Stream pdf and then convert that to html as bytes array .. (pdf to html) using stream

(1) reading pdf in stream and then convert it to html

(2) output byte[] resultHtmlAsBytes.


See attached file for detail code

Hi Abhishek,


Thanks for contacting support.

As per my understanding, you need to convert PDF file to HTML format and save the output in Byte Array. If so is the case, then please try using following code snippet (very much similar to the one you have shared earlier). In case I have not properly understood your requirement, please feel free to contact.

[C#]

Document doc = new
Document(“c:/pdftest/record_275889686.pdf”);<o:p></o:p>

// tune conversion params

HtmlSaveOptions newOptions = new HtmlSaveOptions();

newOptions.RasterImagesSavingMode = HtmlSaveOptions.RasterImagesSavingModes.AsEmbeddedPartsOfPngPageBackground;

newOptions.FontSavingMode = HtmlSaveOptions.FontSavingModes.SaveInAllFormats;

newOptions.PartsEmbeddingMode = HtmlSaveOptions.PartsEmbeddingModes.EmbedAllIntoHtml;

newOptions.LettersPositioningMethod = HtmlSaveOptions.LettersPositioningMethods.UseEmUnitsAndCompensationOfRoundingErrorsInCss;

newOptions.SplitIntoPages = false;// force write HTMLs of all pages into one output document

newOptions.CustomHtmlSavingStrategy = new HtmlSaveOptions.HtmlPageMarkupSavingStrategy(SavingToStream);

//we can use some non-existing puth as result file name - all real saving will be done

//in our custom method SavingToStream() (it's follows this one)
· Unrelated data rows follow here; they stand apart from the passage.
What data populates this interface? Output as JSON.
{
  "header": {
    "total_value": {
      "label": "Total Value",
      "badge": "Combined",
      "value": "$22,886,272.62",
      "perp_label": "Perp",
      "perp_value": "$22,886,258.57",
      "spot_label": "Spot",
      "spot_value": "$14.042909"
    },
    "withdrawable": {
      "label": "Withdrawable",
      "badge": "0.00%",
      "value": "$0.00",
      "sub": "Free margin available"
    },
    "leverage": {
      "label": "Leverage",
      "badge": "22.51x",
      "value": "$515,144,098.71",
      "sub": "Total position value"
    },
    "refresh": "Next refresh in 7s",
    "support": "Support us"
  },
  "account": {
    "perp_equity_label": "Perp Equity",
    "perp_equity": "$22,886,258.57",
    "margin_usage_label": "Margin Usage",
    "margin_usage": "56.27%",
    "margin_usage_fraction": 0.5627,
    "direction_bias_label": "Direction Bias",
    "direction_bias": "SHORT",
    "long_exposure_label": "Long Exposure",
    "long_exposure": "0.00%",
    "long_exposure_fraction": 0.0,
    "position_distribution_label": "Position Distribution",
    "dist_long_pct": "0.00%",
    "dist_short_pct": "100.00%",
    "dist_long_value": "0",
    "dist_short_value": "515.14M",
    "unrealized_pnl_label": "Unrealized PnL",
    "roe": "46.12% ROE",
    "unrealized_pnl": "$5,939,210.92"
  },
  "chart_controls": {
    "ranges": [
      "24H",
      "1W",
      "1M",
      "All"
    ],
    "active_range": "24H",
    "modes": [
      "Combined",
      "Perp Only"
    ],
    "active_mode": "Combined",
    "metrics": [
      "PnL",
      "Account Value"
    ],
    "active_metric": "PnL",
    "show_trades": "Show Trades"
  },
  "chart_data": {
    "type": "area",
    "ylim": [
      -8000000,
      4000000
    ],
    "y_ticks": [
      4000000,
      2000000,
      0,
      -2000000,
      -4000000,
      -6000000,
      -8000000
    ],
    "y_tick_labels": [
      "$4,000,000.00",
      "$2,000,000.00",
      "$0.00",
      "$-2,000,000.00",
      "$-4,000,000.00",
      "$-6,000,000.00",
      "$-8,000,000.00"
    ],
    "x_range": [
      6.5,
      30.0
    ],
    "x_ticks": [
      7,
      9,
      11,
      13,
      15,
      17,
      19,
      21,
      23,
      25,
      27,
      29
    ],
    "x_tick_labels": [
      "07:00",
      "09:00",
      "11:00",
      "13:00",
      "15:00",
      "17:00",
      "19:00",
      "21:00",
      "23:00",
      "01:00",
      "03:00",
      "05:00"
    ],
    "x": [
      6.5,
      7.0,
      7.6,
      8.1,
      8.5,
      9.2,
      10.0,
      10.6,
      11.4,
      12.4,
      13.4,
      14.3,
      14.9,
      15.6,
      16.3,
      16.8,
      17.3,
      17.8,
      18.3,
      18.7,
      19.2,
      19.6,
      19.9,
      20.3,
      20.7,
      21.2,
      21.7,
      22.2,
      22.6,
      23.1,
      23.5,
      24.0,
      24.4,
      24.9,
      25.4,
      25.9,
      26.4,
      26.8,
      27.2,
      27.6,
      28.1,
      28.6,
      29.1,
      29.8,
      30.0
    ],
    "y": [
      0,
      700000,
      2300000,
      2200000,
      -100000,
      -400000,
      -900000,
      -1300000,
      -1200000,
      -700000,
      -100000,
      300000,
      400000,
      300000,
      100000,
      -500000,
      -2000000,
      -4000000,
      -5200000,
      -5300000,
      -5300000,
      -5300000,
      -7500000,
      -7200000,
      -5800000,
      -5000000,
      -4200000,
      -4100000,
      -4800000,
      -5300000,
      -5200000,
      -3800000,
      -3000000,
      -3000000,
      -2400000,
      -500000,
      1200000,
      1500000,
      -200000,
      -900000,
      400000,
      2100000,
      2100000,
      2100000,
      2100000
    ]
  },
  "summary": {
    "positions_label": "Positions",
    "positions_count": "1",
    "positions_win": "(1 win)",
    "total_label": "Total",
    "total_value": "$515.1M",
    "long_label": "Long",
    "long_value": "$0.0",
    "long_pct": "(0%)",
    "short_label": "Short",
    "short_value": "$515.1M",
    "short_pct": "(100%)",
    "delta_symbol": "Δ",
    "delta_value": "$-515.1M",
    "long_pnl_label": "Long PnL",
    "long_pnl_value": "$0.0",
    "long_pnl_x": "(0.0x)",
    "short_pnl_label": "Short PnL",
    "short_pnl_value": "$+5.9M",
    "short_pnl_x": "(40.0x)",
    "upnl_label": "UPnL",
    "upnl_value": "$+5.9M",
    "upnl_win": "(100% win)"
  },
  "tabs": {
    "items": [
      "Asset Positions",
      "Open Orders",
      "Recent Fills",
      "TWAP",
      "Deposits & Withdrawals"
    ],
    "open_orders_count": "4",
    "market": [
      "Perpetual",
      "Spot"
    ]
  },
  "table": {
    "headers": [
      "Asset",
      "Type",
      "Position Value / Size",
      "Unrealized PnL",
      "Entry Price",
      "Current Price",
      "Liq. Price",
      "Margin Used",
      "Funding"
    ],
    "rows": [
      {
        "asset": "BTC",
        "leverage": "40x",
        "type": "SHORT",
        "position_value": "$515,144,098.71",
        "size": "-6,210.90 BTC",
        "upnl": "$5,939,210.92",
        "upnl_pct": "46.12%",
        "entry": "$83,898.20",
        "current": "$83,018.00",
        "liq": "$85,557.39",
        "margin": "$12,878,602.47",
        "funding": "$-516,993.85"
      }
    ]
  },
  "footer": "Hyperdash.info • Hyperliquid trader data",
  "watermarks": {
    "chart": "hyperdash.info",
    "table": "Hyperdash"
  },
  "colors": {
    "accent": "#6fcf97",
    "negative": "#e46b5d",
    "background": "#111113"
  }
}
string outHtmlFile = @"Z:\SomeNonExistingFolder\SomeUnexistingFile.html";

doc.Save(outHtmlFile, newOptions);

MemoryStream stream = new MemoryStream();

doc.Save(stream);

byte[] buffer = new byte[16 * 1024];

using (MemoryStream ms = new MemoryStream())

{

int read;

while ((read = stream.Read(buffer, 0, buffer.Length)) > 0)

{

ms.Write(buffer, 0, read);

}

ms.ToArray();

}

Console.WriteLine(buffer.Length);

stream.Close();

private static void SavingToStream(HtmlSaveOptions.HtmlPageMarkupSavingInfo htmlSavingInfo)

{

byte[] resultHtmlAsBytes = new byte[htmlSavingInfo.ContentStream.Length];

htmlSavingInfo.ContentStream.Read(resultHtmlAsBytes, 0, resultHtmlAsBytes.Length);

// here You can use any writable stream, file stream is taken just as example

string fileName = "stream_out.html";

Stream outStream = File.OpenWrite(fileName);

outStream.Write(resultHtmlAsBytes, 0, resultHtmlAsBytes.Length);

}